Tío Ramón had a substantial influence on many aspects of my character, although in some instances it has taken me forty years to relate his teaching with my actions. He was half-owner, with a friend, of a Ford that had seen much better days. Tío Ramón drove it Mondays, Wednesdays, Fridays, and every other Sunday, yielding it to his friend the rest of the week. One of the Sundays the had the car, he took my brothers, my mother, and me to The Open Door, a farm on the outskirts of Santiago where they housed nonviolent mental patients. He knew the place well, because he had spent childhood vacations there as the guest of relatives who administered the agricultural operations. We entered the ground by joggling along a dirt road lined with large plane trees arching greenly overhead. On one side were pastures, and on the other the buildings, encircled by an orchard of fruit trees where a few peaceful inmates in faded smocks were aimlessly roaming. They rushed to meet us, running alongside the car, poking their hands and faces through the windows, and yelling, "Hello! Hello!" We shrank back in our seats, terrified, as Tío Ramón greeted them by name; some had been there for years, and he had played with them as a boy. For a reasonable price, he negotiated with the supervisor to let us go into the orchard.

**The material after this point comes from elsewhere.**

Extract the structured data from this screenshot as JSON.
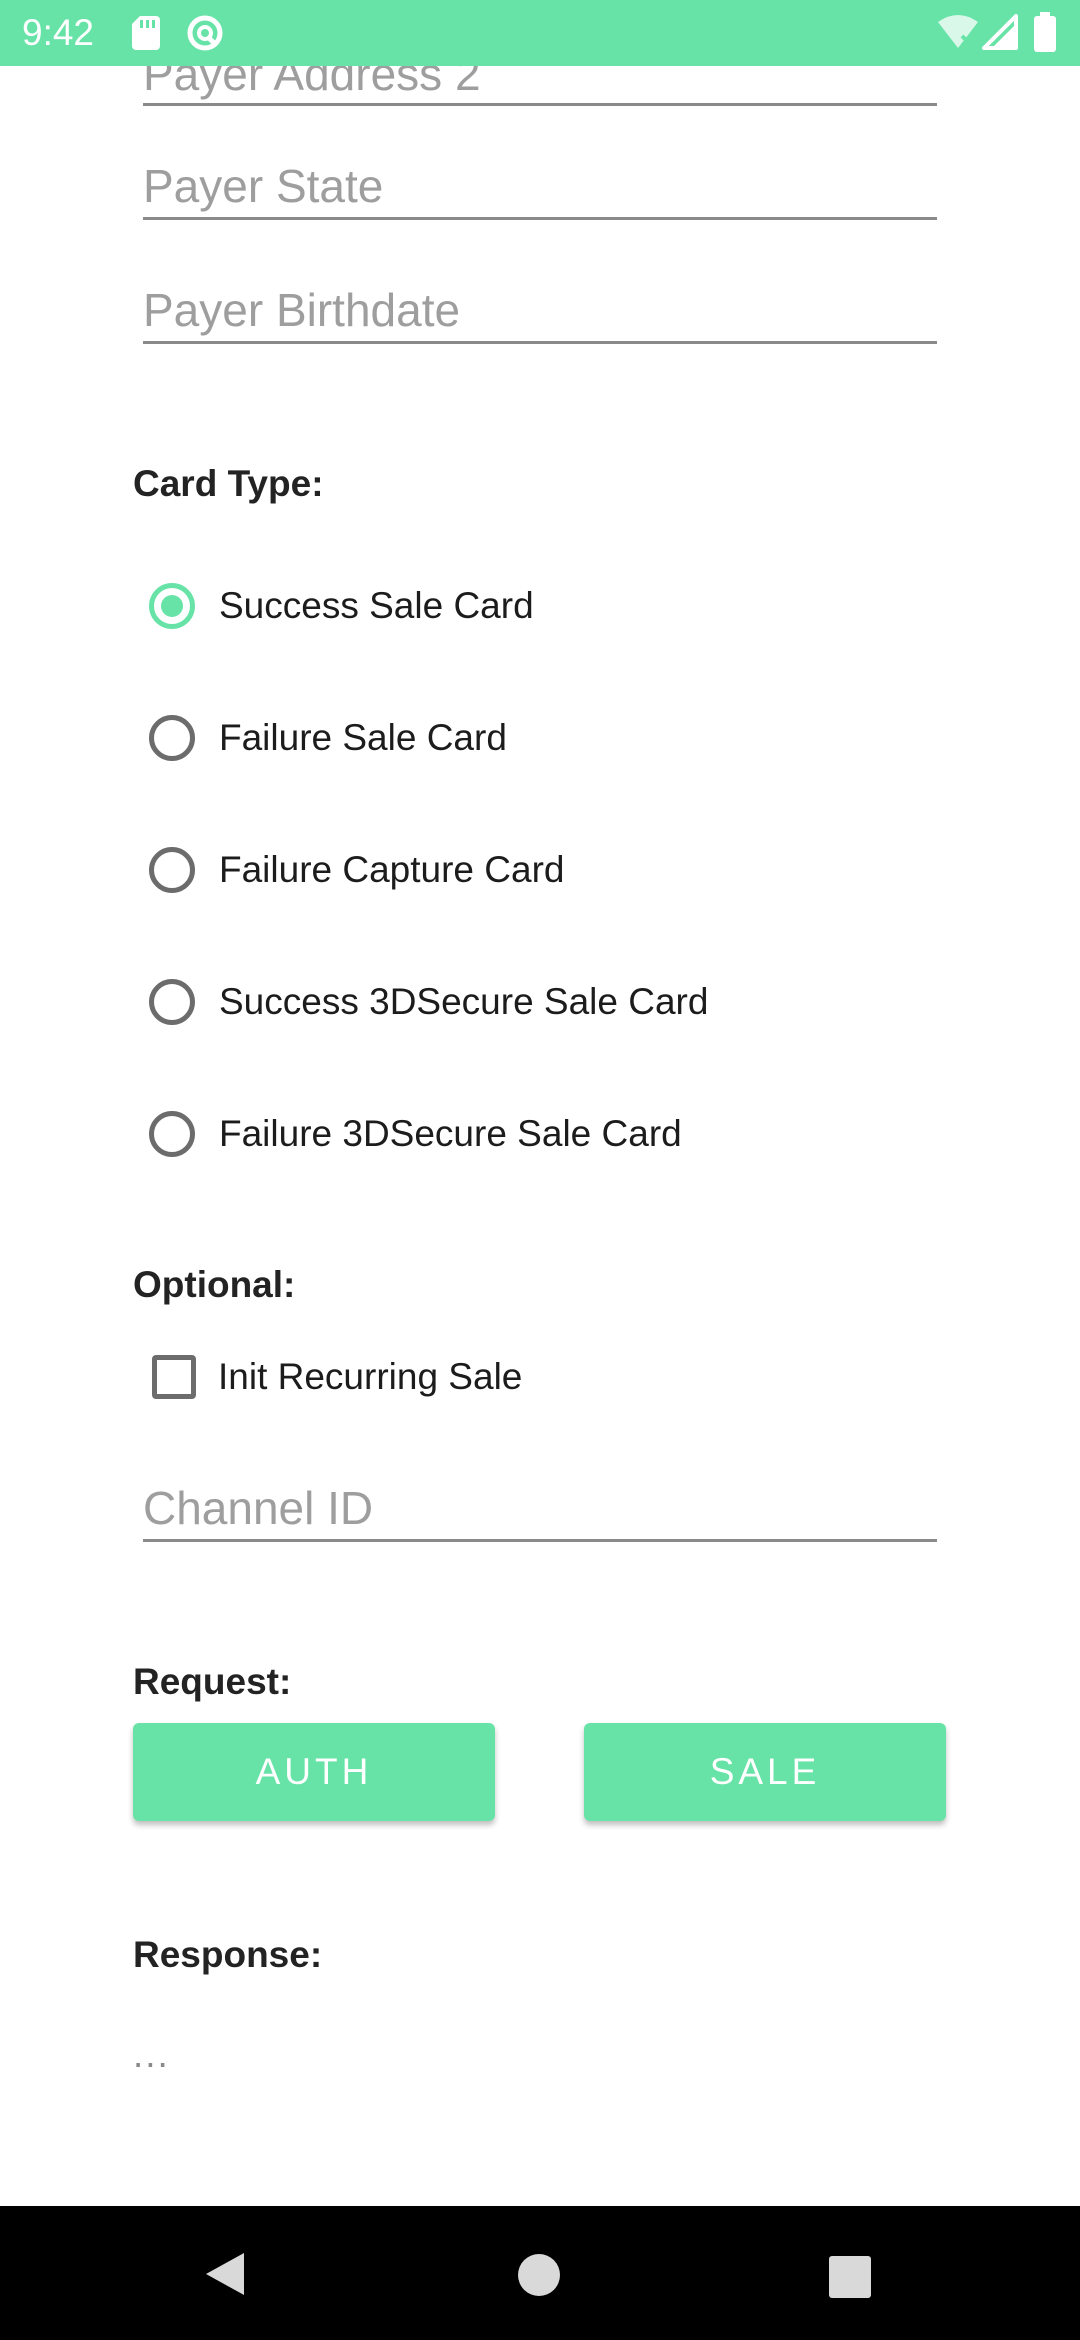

"Get out, children, these are nice people," Tío Ramón ordered. "You can climb the trees, eat all you want, and also fill this sack. We are filthy rich."
I don't know how he arranged it, but the patients helped us. We soon lost our fear of them, and all of us ended up in the branches, streaming with juice, wolfing down apricots and pulling them from the branches by handfuls to drop into our sack. If we bit into one that wasn't sweet enough, we threw it away and picked another. We bombed each other with ripe apricots: a true orgy of bursting fruit and laughter. We ate till we could eat no more, then kissed our new friends goodbye and piled into the old Ford for the return trip, continuing to stuff ourselves from the overflowing bag of fruit until stopped by stomach cramps. That day, for the first time ever, I realized that life can be generous. I had never experienced anything similar with my grandfather, or any other member of my family, all of whom believed that paucity is a blessing and avarice a virtue. From time to time, Tata would appear with a tray of little cakes, always counted out, one for each: never too many and never too few. Money was sacred and we children were taught early on how difficult it was to earn it. My grandfather had a fortune, but I never suspected that until much later. Tío Ramón was poor as a churchmouse, but I didn't know that either, because he always showed us how to enjoy the little we had.. At the most difficult moments of my life, when it has seemed that every door was closed to me, the taste of those apricots comes back to comfort me with the notion that abundance is always within reach, if only one knows how to find it.